さて、その生き物とはなんでしょう?(サムネイル画像でもうおわかりだとは思いますが)
九州大学で種の保存の目的で育てられ、何も役に立たないと思われていた蚕ですが、ワクチン生産に必要な特定のタンパク質を大量に生産できる種類がいることがわかり、期待が寄せられているという記事です。
九州大学では種の保存のためになんと100年間も450種類以上の蚕が育てられてきたそうです。ただ育てられてきただけとはいえ、育てるには餌や管理にお金が必要です。こういった資金は「役に立たない」と研究費が出ないことも多く、研究費の捻出に頭を悩ませていたそうです。
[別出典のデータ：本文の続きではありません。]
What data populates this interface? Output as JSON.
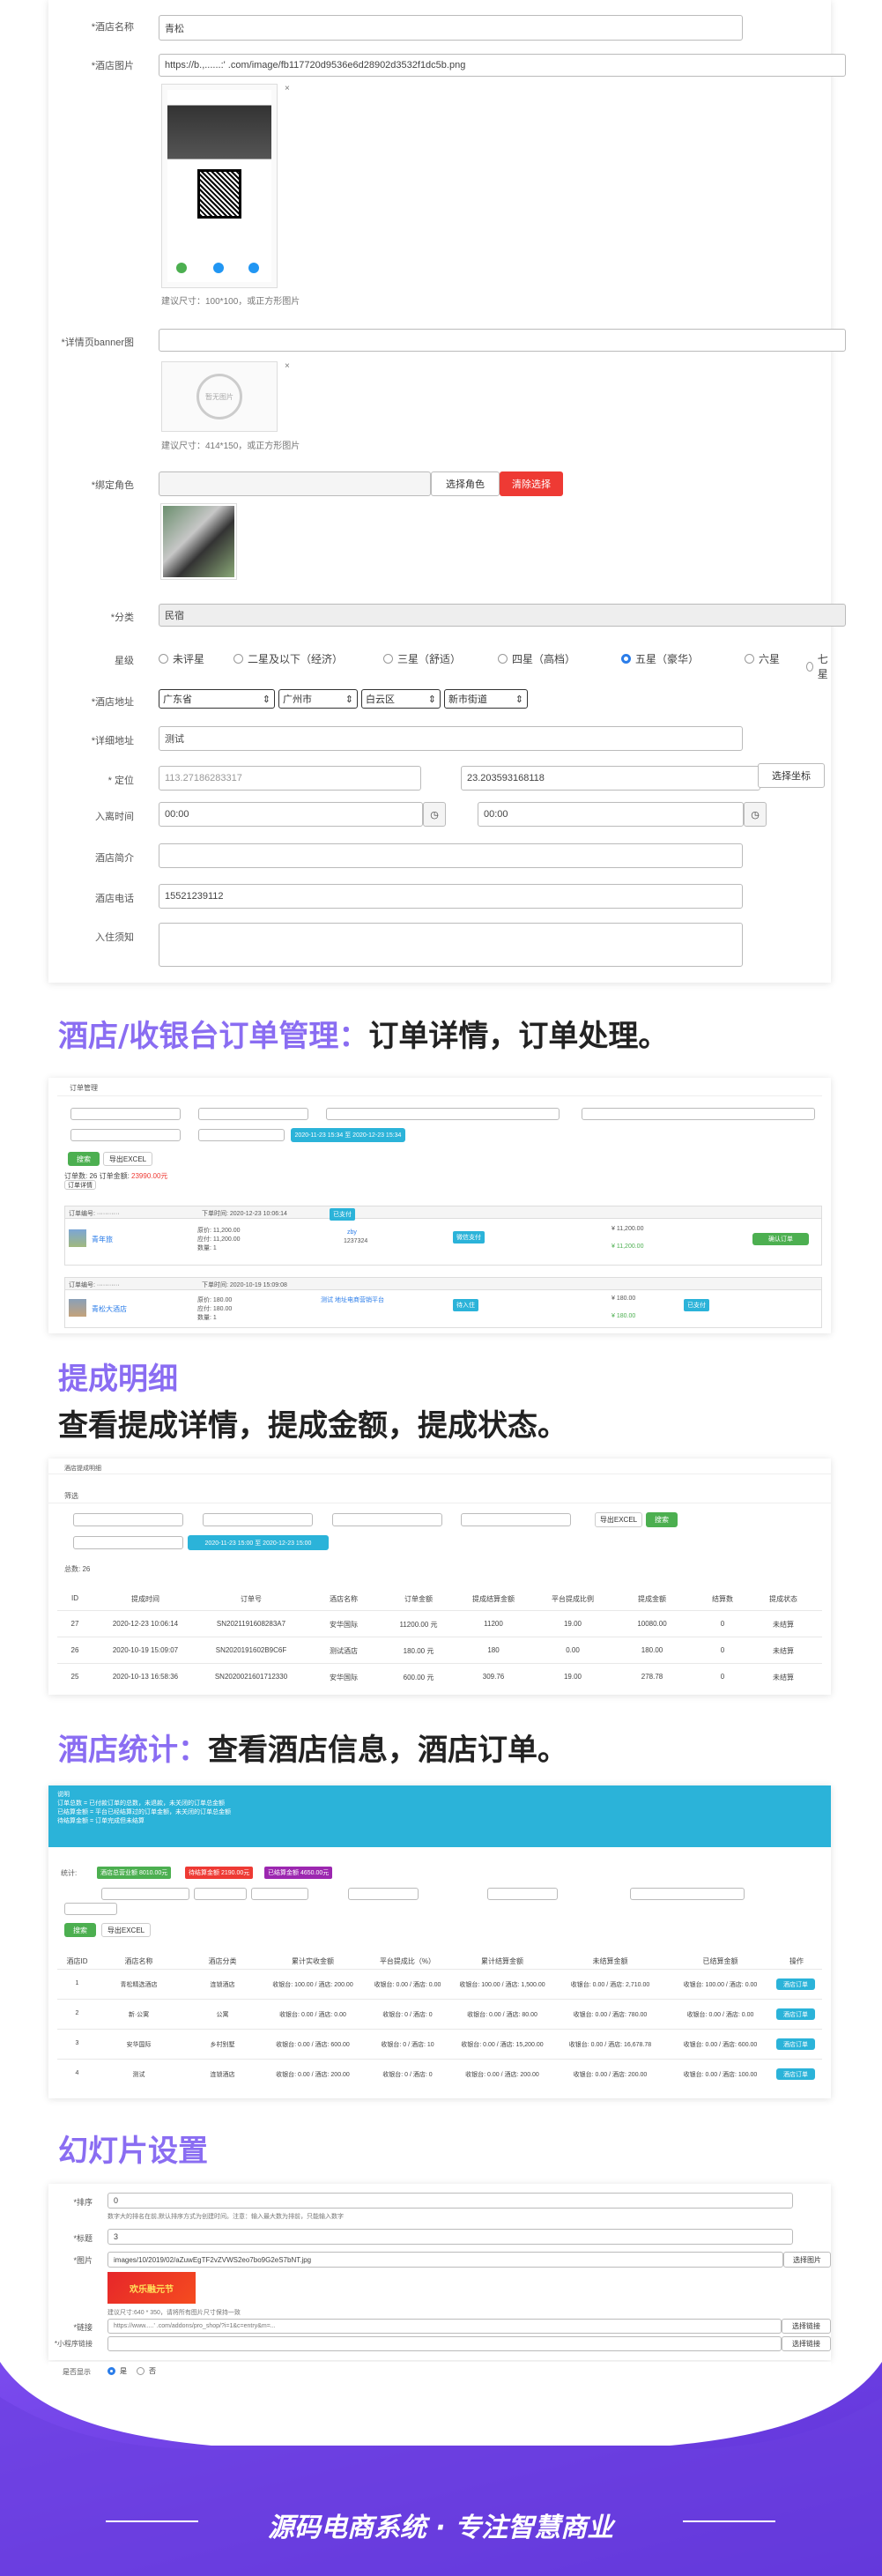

結びにもありますが、大学で連綿と続けられている基礎研究は、ビジネスに結び付けることができるか否かだけで、その重要性を評価できるものではありません。昨今の大学改革などでは、実用面が重視されています。しかしながら、このケースが示すとおり、「今」役に立つ研究ばかりに注目しているだけでは、その先10年、20年、もっといえば100年先の研究成果の芽が潰されてしまう可能性もあるのです。確かに税金を使っての研究は役立つことも大事ですが、その「役に立つ」のはどういう意味なのか。「今」役に立つだけでいいのか。しっかりと考えなければならないと思います。